Master potter

Master potter

I’m jittery and anxious in a way I haven’t been in a long time.

Matt gifted me a 6-week pottery class for Christmas. This came after I declared myself a master potter because I watched one season of The Great Pottery Throw Down on HBO.

He knew I was on this minimalist/self-growth kick and really nailed it with this gift- for me, he won Christmas.

But now it’s day one of class and I’m sitting outside the studio like a nervous school girl remembering I’m not artistic at all and I’ve never even touched clay before (the little bird I made in middle school hardly counts).

Will I be good? Will this be awkward? Will anyone like me? Is this a mistake?

I know this is just my ego talking.

This is going to be good. I will be great. What an opportunity I’m walking into!

…. Now I walk in….

Great things happen when we put ourselves in new situations.

This art class is great because it is something brand new and challenging for me.

I like the way the teacher demonstrated and I quickly caught on that throwing on a wheel is more about feeling than learning. After night one, I learned the importance of being centered, and finding the center can be the hardest part. Pushing too hard and fast can lead to a crumble. Fluidity is key. It also always looks easier when someone else is doing it. But patience, focus, and perseverance will get the job done. Working on the wheel will highlight your mistakes with a complete collapse, but is fully recyclable and can be worked into something else later.

One night and all these lessons learned. Loving a good analogy, it’s obvious the way these ideas transfer to everyday life.

I’ll gain skills and knowledge through my pottery class. I’ll even create new mugs, bowls, and spoon rests for my kitchen. But I’m most looking forward to the things I’ll learn about myself in the process.

I- a social butterfly who doesn’t flap her wings often enough or sometimes even forgets they’re there, got to remind myself I can thrive in a group of strangers and friends alike. Giving and receiving energy from others helps my brain and soul. I don’t realize what I’m missing until I get it again.

With this diverse group of women, I joked and laughed, critiqued, and encouraged. One would say look how awful and we’d all spin it into having some use. It could be a sake cup! It’s meant to hold a single carnation! Abstract! Sell it on Etsy for $80!

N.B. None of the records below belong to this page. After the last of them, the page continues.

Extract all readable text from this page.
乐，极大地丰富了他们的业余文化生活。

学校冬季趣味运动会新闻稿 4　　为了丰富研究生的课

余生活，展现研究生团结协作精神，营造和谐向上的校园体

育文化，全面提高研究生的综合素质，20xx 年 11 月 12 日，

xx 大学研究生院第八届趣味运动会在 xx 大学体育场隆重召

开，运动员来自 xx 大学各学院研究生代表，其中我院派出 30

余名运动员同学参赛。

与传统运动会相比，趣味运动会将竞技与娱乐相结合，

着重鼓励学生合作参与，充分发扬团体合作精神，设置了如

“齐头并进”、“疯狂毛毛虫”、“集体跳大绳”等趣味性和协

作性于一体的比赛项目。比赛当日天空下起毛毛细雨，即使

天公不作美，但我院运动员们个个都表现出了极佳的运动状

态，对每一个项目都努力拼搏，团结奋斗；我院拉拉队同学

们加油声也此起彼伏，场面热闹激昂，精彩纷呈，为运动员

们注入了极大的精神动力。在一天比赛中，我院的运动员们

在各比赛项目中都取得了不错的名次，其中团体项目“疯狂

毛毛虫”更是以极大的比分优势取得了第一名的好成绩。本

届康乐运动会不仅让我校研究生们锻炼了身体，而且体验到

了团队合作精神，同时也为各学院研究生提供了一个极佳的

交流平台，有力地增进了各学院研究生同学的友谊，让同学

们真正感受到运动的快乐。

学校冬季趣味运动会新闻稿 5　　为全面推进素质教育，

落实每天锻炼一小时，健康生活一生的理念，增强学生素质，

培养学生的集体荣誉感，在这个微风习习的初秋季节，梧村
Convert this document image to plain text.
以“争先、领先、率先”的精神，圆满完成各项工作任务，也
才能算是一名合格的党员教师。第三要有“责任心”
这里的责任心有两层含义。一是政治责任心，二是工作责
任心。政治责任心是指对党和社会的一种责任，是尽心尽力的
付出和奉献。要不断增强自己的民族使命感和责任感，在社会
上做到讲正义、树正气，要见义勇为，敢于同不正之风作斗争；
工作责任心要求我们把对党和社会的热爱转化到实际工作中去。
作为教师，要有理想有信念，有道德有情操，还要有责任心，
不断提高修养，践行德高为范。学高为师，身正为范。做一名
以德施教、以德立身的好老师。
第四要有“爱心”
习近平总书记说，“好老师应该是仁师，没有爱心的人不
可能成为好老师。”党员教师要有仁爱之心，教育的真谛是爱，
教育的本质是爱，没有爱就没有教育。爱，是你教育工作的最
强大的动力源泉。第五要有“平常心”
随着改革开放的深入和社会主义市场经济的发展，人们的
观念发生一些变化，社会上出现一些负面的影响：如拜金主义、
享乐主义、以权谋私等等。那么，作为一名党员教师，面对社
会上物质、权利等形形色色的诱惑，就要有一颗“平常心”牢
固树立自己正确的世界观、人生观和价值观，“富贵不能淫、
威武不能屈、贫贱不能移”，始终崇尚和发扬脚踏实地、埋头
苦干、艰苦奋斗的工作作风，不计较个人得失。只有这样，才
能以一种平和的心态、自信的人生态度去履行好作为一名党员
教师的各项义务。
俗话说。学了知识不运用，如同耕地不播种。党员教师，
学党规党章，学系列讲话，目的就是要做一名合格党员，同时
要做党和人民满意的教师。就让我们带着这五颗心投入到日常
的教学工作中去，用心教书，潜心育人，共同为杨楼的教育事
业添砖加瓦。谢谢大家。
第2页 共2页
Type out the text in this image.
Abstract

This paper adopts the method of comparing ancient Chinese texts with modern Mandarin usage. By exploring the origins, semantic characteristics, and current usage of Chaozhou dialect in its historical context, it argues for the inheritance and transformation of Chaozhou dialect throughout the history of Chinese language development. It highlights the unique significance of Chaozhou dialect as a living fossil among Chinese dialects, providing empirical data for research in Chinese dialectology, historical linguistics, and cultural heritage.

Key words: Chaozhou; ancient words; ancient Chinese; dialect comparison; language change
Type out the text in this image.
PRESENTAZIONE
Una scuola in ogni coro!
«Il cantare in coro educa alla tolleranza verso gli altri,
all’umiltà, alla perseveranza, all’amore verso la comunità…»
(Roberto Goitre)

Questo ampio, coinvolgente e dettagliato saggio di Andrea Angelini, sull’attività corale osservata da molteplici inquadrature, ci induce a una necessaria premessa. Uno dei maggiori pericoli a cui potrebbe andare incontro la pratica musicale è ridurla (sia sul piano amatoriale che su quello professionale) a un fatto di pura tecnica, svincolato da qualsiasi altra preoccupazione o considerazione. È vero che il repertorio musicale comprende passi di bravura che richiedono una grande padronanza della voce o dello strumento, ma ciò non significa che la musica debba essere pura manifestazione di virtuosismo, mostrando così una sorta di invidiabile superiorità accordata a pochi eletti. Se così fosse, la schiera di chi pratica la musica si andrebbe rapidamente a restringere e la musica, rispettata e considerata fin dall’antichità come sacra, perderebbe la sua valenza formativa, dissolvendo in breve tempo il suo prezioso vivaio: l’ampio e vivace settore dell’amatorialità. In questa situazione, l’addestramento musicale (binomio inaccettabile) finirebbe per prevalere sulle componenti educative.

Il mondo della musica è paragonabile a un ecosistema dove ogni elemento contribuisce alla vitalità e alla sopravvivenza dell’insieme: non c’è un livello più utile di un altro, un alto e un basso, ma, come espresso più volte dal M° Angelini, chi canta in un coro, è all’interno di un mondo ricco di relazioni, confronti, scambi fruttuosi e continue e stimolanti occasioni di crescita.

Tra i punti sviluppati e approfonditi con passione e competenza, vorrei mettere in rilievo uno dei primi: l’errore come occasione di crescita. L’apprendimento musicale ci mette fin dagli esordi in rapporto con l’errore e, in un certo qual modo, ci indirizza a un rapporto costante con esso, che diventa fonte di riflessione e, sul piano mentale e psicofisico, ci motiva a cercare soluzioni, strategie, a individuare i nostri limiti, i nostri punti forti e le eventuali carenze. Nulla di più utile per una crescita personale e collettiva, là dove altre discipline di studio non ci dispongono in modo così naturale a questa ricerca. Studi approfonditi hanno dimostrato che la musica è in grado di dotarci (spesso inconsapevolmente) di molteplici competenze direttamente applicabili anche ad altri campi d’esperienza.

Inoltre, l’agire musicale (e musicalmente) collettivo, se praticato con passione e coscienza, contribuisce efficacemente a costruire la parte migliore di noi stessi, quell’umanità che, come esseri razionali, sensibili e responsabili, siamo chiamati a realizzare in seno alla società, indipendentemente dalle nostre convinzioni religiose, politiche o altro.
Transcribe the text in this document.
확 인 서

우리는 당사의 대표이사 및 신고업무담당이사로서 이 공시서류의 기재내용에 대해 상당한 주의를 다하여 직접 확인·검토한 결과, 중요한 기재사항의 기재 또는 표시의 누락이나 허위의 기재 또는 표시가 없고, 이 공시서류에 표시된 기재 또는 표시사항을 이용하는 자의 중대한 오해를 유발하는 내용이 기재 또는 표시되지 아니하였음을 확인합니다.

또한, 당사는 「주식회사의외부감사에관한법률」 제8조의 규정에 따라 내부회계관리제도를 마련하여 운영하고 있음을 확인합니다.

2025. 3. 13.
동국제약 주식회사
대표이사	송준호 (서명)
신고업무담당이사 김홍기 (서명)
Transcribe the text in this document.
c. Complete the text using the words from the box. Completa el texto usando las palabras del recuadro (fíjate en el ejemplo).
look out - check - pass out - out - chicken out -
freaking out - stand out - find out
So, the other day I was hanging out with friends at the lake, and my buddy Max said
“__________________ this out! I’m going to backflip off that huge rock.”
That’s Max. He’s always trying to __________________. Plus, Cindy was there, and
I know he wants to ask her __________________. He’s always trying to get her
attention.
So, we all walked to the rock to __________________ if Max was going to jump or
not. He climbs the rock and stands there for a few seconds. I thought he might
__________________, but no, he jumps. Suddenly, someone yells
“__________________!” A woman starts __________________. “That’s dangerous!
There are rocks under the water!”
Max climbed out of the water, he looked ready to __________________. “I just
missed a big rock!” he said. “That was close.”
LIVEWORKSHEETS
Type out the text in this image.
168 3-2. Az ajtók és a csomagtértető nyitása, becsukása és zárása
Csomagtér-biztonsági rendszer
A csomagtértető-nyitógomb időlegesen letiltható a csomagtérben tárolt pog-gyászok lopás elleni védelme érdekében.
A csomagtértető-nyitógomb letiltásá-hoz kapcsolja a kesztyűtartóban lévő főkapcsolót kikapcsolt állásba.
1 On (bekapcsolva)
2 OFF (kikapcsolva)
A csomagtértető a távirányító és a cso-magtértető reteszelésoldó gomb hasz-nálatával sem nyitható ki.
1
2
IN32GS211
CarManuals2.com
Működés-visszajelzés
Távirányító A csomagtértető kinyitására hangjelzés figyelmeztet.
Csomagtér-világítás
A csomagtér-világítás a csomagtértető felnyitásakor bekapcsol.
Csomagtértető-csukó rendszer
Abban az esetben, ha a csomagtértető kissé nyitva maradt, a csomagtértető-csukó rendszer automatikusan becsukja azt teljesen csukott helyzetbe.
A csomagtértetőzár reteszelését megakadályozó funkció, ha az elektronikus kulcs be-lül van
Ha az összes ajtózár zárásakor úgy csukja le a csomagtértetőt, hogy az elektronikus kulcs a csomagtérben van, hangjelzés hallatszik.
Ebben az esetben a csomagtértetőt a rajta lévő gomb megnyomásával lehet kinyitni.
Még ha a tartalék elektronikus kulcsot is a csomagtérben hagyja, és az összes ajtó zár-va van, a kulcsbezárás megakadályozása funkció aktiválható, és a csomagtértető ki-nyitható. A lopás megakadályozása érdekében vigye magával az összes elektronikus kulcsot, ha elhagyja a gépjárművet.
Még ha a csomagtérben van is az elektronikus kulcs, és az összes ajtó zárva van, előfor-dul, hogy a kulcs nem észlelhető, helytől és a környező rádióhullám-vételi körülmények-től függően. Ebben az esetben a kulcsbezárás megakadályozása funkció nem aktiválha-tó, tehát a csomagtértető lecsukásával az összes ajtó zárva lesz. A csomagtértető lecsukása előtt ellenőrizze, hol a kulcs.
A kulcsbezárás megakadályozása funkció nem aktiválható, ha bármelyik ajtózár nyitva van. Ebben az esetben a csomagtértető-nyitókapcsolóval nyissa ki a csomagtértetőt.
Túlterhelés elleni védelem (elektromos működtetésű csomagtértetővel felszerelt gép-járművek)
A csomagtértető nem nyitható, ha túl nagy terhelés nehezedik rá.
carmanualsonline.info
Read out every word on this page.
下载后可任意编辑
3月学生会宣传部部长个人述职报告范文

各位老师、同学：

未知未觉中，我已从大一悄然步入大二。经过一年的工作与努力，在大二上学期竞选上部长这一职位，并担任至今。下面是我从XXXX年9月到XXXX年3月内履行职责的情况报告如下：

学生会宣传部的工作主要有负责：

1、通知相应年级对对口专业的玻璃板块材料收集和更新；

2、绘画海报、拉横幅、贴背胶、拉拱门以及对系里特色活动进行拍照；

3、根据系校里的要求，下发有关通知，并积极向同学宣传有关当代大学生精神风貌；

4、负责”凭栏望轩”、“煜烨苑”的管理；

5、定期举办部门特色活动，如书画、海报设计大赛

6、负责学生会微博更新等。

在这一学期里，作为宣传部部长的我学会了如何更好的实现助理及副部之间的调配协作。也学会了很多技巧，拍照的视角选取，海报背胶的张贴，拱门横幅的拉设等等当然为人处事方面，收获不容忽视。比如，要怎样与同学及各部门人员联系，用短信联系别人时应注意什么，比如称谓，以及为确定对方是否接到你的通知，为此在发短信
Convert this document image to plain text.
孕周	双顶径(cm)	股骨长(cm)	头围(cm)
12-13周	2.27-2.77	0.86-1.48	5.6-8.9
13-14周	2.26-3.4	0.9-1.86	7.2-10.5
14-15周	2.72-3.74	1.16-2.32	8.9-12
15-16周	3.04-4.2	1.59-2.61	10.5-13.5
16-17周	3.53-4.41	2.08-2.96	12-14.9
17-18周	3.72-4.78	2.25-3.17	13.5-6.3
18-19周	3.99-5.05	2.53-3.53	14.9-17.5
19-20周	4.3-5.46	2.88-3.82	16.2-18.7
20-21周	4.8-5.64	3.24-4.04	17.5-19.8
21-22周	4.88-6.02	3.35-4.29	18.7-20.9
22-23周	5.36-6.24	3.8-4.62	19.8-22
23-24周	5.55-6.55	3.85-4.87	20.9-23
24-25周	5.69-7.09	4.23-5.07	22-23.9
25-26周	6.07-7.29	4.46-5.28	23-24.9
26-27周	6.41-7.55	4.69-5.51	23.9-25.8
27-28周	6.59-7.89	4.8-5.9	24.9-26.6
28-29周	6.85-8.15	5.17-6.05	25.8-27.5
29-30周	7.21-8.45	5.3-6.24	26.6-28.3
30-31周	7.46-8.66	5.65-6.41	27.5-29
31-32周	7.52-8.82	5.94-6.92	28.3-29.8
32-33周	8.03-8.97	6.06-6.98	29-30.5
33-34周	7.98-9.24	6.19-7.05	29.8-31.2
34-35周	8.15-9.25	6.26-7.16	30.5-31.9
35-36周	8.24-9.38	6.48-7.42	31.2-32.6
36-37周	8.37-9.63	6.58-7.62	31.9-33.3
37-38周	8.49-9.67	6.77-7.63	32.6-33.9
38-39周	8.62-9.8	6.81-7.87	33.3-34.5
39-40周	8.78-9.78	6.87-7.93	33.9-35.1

I was in a room full of master potters!

Honestly, I’d rate my skills tonight as 4 out of 10 but I was expecting worse! I pleasantly surprised myself. I’ll likely spend the entire week watching YouTube videos of throwing a cylinder and daydreaming about getting back on the wheel again.

I told my class of 6 about watching the HBO show and how I was a self-proclaimed master potter before ever touching a wheel. It became the one-liner everyone used- I am a master potter.

At the end of class, we all took pictures of our work. I sent mine to Matt who instantly replied “Wow you’re really an expert already wtf”. Did I marry well or what?

So grateful to have a man who believes in me and pushes me out of my comfort zone.

I’m dedicated to this 6 week class but I’m also dedicated to doing things like this more often. I want to put myself in that nervy place of trying something new. I want to take risks and meet new people. I want to unlock all the potential I might be hiding within myself.

Who knows- I could really maybe be a master potter.